Developing artificial enzymes with the excellent catalytic performance of natural enzymes has been a long-standing goal for chemists. Single-atom catalysts with well-defined atomic structure and electronic coordination environments can effectively mimic natural enzymes. Here, we report an engineered FeN₃P-centred single-atom nanozyme (FeN₃P-SAzyme) that exhibits comparable peroxidase-like catalytic activity and kinetics to natural enzymes, by controlling the electronic structure of the single-atom iron active centre through the precise coordination of phosphorus and nitrogen. In particular, the engineered FeN₃P-SAzyme, with well-defined geometric and electronic structures, displays catalytic performance that is consistent with Michaelis–Menten kinetics. We rationalize the origin of the high enzyme-like activity using density functional theory calculations. Finally, we demonstrate that the developed FeN₃P-SAzyme with superior peroxidase-like activity can be used as an effective therapeutic strategy for inhibiting tumour cell growth in vitro and in vivo. Therefore, SAzymes show promising potential for developing artificial enzymes that have the catalytic kinetics of natural enzymes.

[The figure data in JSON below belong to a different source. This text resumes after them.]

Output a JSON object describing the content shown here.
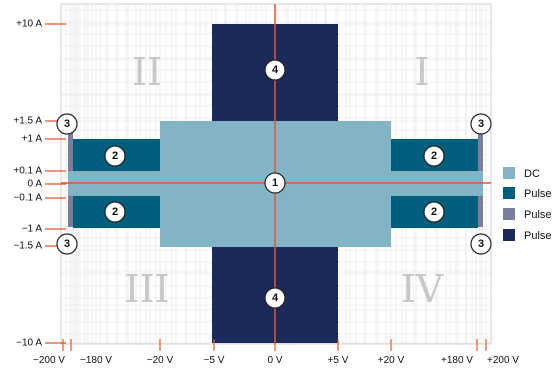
{
  "y_labels": [
    {
      "key": "p10",
      "text": "+10 A"
    },
    {
      "key": "p1_5",
      "text": "+1.5 A"
    },
    {
      "key": "p1",
      "text": "+1 A"
    },
    {
      "key": "p0_1",
      "text": "+0.1 A"
    },
    {
      "key": "z",
      "text": "0 A"
    },
    {
      "key": "m0_1",
      "text": "−0.1 A"
    },
    {
      "key": "m1",
      "text": "−1 A"
    },
    {
      "key": "m1_5",
      "text": "−1.5 A"
    },
    {
      "key": "m10",
      "text": "−10 A"
    }
  ],
  "x_labels": [
    {
      "key": "m200",
      "text": "−200 V"
    },
    {
      "key": "m180",
      "text": "−180 V"
    },
    {
      "key": "m20",
      "text": "−20 V"
    },
    {
      "key": "m5",
      "text": "−5 V"
    },
    {
      "key": "z",
      "text": "0 V"
    },
    {
      "key": "p5",
      "text": "+5 V"
    },
    {
      "key": "p20",
      "text": "+20 V"
    },
    {
      "key": "p180",
      "text": "+180 V"
    },
    {
      "key": "p200",
      "text": "+200 V"
    }
  ],
  "quadrants": [
    {
      "key": "I",
      "text": "I"
    },
    {
      "key": "II",
      "text": "II"
    },
    {
      "key": "III",
      "text": "III"
    },
    {
      "key": "IV",
      "text": "IV"
    }
  ],
  "badges": [
    {
      "key": "b4-top",
      "text": "4"
    },
    {
      "key": "b4-bottom",
      "text": "4"
    },
    {
      "key": "b1-center",
      "text": "1"
    },
    {
      "key": "b2-ul",
      "text": "2"
    },
    {
      "key": "b2-ur",
      "text": "2"
    },
    {
      "key": "b2-ll",
      "text": "2"
    },
    {
      "key": "b2-lr",
      "text": "2"
    },
    {
      "key": "b3-ul",
      "text": "3"
    },
    {
      "key": "b3-ur",
      "text": "3"
    },
    {
      "key": "b3-ll",
      "text": "3"
    },
    {
      "key": "b3-lr",
      "text": "3"
    }
  ],
  "legend": [
    {
      "label": "DC",
      "color": "#83b4c6"
    },
    {
      "label": "Pulse",
      "color": "#005e7d"
    },
    {
      "label": "Pulse",
      "color": "#7b7d9e"
    },
    {
      "label": "Pulse",
      "color": "#1b2a58"
    }
  ],
  "colors": {
    "axis": "#e4572e",
    "dc": "#83b4c6",
    "pulse_teal": "#005e7d",
    "pulse_gray": "#7b7d9e",
    "pulse_navy": "#1b2a58",
    "grid": "#dddddd"
  }
}
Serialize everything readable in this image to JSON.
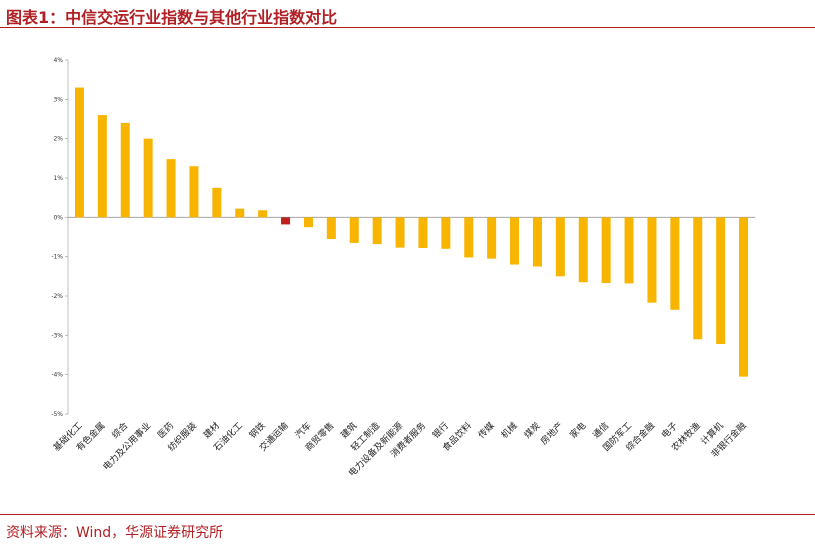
{
  "header": {
    "title": "图表1：中信交运行业指数与其他行业指数对比"
  },
  "footer": {
    "source": "资料来源：Wind，华源证券研究所"
  },
  "colors": {
    "accent": "#b01f24",
    "bar": "#f7b500",
    "highlight_bar": "#c0201c"
  },
  "chart_data": {
    "type": "bar",
    "title": "",
    "xlabel": "",
    "ylabel": "",
    "ylim": [
      -5,
      4
    ],
    "yticks": [
      4,
      3,
      2,
      1,
      0,
      -1,
      -2,
      -3,
      -4,
      -5
    ],
    "ytick_labels": [
      "4%",
      "3%",
      "2%",
      "1%",
      "0%",
      "-1%",
      "-2%",
      "-3%",
      "-4%",
      "-5%"
    ],
    "unit": "%",
    "grid": false,
    "legend": "none",
    "highlight_category": "交通运输",
    "categories": [
      "基础化工",
      "有色金属",
      "综合",
      "电力及公用事业",
      "医药",
      "纺织服装",
      "建材",
      "石油化工",
      "钢铁",
      "交通运输",
      "汽车",
      "商贸零售",
      "建筑",
      "轻工制造",
      "电力设备及新能源",
      "消费者服务",
      "银行",
      "食品饮料",
      "传媒",
      "机械",
      "煤炭",
      "房地产",
      "家电",
      "通信",
      "国防军工",
      "综合金融",
      "电子",
      "农林牧渔",
      "计算机",
      "非银行金融"
    ],
    "values": [
      3.3,
      2.6,
      2.4,
      2.0,
      1.48,
      1.3,
      0.75,
      0.22,
      0.18,
      -0.18,
      -0.25,
      -0.55,
      -0.65,
      -0.68,
      -0.77,
      -0.78,
      -0.8,
      -1.02,
      -1.05,
      -1.2,
      -1.25,
      -1.5,
      -1.65,
      -1.67,
      -1.68,
      -2.17,
      -2.35,
      -3.1,
      -3.22,
      -4.05
    ]
  }
}
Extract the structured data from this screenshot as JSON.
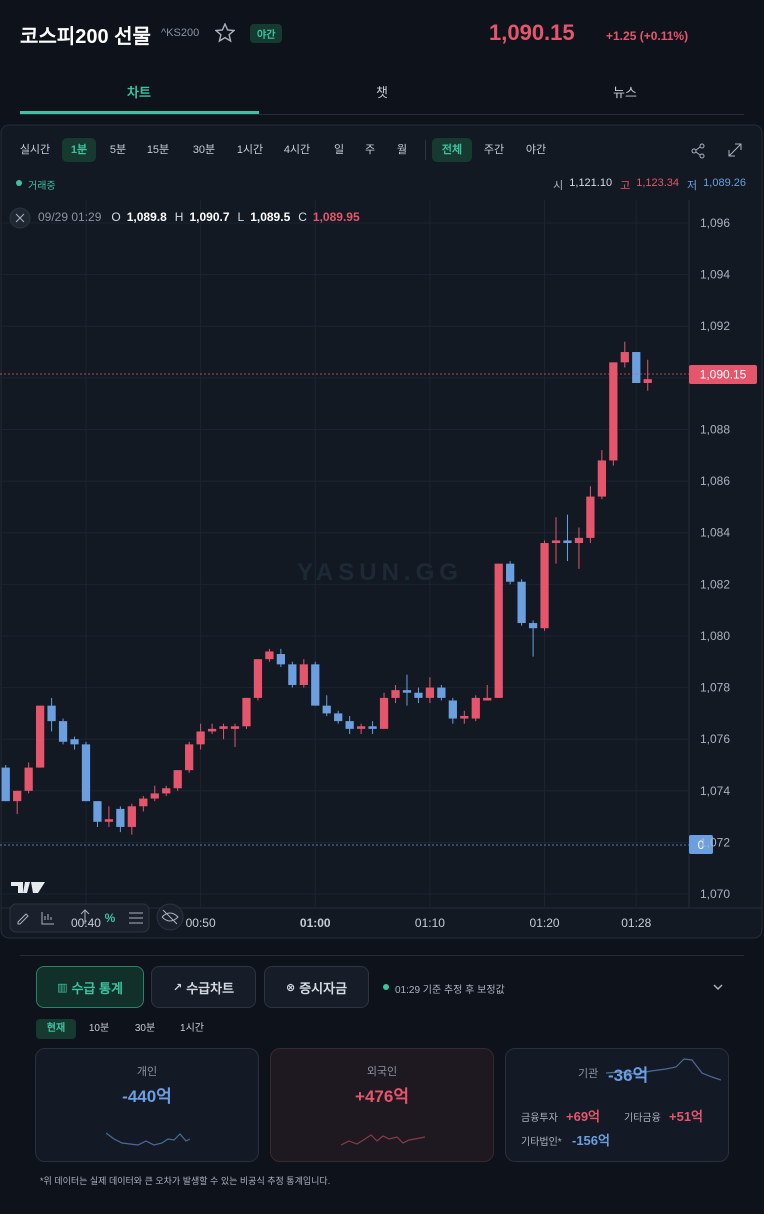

开发具有天然酶优异催化性能的人工酶一直是化学家的长期目标。具有明确原子结构和电子配位环境的单原子催化剂可以有效地模拟天然酶。在这里，我们报告了一种工程化的 FeN ₃ P 中心单原子纳米酶 (FeN ₃ P-SAzyme)，它通过控制单原子铁活性中心的电子结构，表现出与天然酶相当的类似过氧化物酶的催化活性和动力学。磷和氮的精确配位。特别是，工程化的 FeN ₃P-SAzyme 具有明确的几何和电子结构，显示出与 Michaelis-Menten 动力学一致的催化性能。我们使用密度泛函理论计算来合理化高酶样活性的起源。最后，我们证明所开发的具有优异过氧化物酶样活性的 FeN ₃ P-SAzyme 可用作在体外和体内抑制肿瘤细胞生长的有效治疗策略。因此，SAzymes 显示出开发具有天然酶催化动力学的人工酶的巨大潜力。